2 comments for “Disorders: A Reminder That Athletes Are Just Humans”

  1. Ted Johnson said he had over thirty concussive “events”, yet he only reported one, the second within ten days. He had split a helmet at one point because of his tackling style. Most experts say his blows to the crown of the head and pituatary gland damaged from “ehancers” may be the larger cause of his symptoms. He does not have the “classic” pcs symptoms.
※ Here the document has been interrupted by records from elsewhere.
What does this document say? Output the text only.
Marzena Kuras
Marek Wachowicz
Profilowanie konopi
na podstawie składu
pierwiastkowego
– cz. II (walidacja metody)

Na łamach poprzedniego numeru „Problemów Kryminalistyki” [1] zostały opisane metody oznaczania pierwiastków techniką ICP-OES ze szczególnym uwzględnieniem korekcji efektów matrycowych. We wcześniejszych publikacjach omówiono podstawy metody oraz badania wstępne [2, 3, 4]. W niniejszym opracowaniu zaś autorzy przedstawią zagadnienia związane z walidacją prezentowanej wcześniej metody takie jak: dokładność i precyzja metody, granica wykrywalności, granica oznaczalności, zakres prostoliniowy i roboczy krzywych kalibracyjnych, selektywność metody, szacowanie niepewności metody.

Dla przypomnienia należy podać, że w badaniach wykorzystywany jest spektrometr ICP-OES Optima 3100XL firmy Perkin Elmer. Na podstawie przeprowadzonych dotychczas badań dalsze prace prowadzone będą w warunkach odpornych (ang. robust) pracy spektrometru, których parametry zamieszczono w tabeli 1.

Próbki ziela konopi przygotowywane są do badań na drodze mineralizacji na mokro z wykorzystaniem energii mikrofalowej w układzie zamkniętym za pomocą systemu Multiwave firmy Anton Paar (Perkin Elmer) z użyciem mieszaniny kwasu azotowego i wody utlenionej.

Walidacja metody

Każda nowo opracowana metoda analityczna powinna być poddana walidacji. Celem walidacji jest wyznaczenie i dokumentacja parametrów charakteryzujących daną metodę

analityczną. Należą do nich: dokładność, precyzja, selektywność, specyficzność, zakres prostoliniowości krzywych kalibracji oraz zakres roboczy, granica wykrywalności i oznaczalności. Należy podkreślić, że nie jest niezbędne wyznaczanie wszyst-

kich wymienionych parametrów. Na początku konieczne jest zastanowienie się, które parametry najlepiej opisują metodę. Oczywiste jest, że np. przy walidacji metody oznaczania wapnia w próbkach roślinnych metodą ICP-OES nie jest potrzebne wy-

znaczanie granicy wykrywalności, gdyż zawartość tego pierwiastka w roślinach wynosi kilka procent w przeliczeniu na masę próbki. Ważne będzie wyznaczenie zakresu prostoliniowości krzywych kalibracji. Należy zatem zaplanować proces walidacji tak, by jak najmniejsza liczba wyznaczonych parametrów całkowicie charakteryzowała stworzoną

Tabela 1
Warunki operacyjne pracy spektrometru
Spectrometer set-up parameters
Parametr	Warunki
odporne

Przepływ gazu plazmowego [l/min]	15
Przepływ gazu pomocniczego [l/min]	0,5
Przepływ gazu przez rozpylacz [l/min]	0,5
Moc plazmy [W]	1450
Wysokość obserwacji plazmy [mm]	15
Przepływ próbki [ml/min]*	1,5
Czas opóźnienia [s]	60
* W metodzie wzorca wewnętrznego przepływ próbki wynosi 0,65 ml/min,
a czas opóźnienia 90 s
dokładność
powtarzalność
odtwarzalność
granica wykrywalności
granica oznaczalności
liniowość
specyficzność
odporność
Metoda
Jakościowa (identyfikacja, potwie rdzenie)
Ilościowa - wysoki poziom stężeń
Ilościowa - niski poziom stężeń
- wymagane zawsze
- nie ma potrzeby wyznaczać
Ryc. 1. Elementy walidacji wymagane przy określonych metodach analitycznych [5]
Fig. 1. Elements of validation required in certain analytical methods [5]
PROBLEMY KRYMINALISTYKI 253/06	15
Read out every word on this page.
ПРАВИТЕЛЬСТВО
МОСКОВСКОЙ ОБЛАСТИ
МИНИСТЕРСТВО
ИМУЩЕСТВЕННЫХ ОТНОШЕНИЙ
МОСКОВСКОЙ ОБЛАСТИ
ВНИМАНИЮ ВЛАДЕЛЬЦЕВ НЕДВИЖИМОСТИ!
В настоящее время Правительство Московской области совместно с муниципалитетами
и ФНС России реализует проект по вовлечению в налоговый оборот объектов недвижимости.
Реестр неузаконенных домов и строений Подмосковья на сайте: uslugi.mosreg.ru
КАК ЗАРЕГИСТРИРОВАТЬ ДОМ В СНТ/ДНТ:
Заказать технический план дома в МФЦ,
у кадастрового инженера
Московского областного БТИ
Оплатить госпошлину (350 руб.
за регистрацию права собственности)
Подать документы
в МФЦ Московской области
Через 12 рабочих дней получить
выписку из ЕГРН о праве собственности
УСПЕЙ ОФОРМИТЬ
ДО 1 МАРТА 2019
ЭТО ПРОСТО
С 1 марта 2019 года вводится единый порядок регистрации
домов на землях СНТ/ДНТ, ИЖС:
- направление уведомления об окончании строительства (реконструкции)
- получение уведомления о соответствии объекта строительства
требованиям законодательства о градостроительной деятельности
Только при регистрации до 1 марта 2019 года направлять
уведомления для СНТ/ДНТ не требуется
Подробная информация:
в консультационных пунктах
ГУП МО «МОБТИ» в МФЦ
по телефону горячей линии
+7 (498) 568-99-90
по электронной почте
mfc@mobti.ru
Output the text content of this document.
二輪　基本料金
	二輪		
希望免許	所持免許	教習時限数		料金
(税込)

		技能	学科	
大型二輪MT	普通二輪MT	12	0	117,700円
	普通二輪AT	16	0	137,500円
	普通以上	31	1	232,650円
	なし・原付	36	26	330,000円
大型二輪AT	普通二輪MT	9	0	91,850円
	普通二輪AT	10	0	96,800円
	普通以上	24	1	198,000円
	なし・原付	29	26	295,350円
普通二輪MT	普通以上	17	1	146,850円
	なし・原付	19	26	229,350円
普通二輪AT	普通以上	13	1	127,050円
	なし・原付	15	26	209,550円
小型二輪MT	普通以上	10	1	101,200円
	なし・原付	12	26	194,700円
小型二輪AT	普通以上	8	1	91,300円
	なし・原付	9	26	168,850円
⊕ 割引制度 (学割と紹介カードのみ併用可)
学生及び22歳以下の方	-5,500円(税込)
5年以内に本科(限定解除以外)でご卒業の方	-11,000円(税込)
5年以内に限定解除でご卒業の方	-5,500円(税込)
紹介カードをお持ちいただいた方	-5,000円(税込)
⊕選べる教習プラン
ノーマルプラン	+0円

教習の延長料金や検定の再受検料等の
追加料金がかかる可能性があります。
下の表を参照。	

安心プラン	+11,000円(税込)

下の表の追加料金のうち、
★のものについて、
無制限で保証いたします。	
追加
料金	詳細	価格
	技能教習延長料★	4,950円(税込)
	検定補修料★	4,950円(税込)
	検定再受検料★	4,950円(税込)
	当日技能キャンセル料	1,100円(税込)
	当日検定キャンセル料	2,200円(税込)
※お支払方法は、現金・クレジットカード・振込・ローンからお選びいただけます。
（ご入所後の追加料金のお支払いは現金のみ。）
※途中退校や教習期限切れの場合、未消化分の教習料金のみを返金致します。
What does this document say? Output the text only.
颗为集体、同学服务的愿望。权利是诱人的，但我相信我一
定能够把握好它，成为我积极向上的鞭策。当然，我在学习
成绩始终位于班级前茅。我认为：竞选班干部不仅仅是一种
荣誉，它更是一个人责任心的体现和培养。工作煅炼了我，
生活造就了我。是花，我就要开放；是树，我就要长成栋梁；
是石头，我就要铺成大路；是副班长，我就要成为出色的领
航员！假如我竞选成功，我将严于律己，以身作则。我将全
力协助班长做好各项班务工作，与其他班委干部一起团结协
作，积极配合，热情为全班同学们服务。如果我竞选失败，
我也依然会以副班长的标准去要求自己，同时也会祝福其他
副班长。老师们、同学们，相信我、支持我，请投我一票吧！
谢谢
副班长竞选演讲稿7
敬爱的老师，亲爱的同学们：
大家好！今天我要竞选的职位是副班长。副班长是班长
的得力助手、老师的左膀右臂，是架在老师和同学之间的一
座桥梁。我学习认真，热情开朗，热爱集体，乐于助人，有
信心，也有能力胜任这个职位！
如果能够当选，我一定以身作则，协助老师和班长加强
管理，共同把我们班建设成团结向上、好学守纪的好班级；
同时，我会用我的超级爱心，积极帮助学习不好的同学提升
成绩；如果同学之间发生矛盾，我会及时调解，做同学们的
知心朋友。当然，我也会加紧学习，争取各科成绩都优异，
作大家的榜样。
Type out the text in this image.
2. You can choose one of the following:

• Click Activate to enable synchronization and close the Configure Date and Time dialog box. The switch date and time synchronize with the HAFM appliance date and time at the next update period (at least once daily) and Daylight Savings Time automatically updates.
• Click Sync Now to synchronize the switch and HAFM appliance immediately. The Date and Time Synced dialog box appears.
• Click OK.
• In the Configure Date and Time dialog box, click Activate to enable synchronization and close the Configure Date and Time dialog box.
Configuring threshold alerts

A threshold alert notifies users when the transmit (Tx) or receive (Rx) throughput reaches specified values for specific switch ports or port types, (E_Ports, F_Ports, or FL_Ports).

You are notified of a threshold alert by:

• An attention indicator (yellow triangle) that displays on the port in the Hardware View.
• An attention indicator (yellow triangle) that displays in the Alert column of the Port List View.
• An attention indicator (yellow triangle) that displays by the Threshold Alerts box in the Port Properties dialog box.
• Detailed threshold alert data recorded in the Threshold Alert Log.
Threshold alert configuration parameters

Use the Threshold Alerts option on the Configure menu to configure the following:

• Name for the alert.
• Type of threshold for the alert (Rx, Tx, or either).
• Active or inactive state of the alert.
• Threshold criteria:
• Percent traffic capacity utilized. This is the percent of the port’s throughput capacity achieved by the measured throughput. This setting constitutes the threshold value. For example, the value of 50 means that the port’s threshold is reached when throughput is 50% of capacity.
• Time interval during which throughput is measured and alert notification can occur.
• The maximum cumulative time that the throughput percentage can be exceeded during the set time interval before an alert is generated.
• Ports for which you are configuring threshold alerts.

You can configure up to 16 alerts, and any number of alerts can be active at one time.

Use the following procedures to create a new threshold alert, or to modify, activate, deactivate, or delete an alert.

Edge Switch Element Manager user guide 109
Key to his condition is the fact that he does not have white spots or as Nowinskie calls them Vaso spasms on the top of his brain in MRI. It has been found in the military and boxing, vaso spasms are precursors to Parkinsons, Alsheimers and pugilistica dementia.
    Leading to the conclusion he does not have a boxers future. Since he wore an intra oral splint developed with Marvin Haggler, he escaped the consequences of concussion from blows to the jaw or a boxers glass jaw.
    The Military is now researching the posibility of protecting our soldiers with the same device used on 70% of Patriot players, yet the NFL sits on its hands.
    Stating recently at the Liegh Stienberg concussion symposium, mouth guards have no affect on concussion, what a farce. http://www.mahercor.com

    Posted by Steve | April 27, 2008, 8:48 pm
  2. It’s such a shame that these disorders are kept quiet and ignored. Athletes are heros, so nobody wants to admit that they suffer from the same problems as us. I suffered from post-concussive syndrome. It sucked. I couldn’t get out of bed in the morning, let alone play pro football (not that I’m particularly qualified when I’m well). It’s not fair that players are held to such an unrealistic standard. Yeah, we want to win games, but the player’s health should be the first priority.